Of course, Griswold confided none of this to the man before him. Instead, with the instinct of the reporter, which had never deserted him since his early days of struggle, he surprised Simpson with a question.
“Well, what do you make of it?” he asked.
The thieving treasurer’s mind had reverted to his own troubles, and it was with some difficulty that he pulled himself together sufficiently to answer.
“Why, I—I hardly know what to think, Mr. Griswold,” he replied. “It’s pretty hard to reconcile that sort of thing with what I’ve always heard and read about Nick Carter, but I have to believe my own ears, don’t I? The money seems to have looked good to Carter, just as it did to me, but that wasn’t all of it, I’m sure.”

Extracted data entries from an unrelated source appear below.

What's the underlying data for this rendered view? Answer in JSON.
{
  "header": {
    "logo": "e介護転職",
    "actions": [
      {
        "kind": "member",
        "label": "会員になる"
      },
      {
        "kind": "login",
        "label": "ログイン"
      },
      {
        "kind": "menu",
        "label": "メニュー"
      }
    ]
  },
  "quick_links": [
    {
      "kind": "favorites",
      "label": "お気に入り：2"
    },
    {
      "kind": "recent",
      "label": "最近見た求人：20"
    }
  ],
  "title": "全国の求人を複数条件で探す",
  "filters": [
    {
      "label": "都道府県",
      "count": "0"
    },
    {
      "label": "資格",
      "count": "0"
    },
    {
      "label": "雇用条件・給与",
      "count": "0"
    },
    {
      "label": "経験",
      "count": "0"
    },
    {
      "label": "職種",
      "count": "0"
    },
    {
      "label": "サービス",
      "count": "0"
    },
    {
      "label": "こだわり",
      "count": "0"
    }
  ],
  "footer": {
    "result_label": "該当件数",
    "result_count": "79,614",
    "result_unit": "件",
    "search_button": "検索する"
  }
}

“What do you mean by that?”
“I’m thinking about that whisper of the other fellow’s,” Simpson explained. “I told you, remember, that he said something about ‘green-eyed.’ We use that expression in only one connection, don’t we, in speaking of ‘green-eyed jealousy?’ Don’t that look as if Cray was accusing Carter of turning on him because he was jealous of him for some reason?”
Griswold was impressed. “That sounds plausible enough,” he admitted.
He was unconsciously allowing himself to be led still further astray, and it began to look as if the outcome might be decidedly unpleasant for the great detective, for the owner of a chain of great newspapers is not an accuser who can be ignored or despised.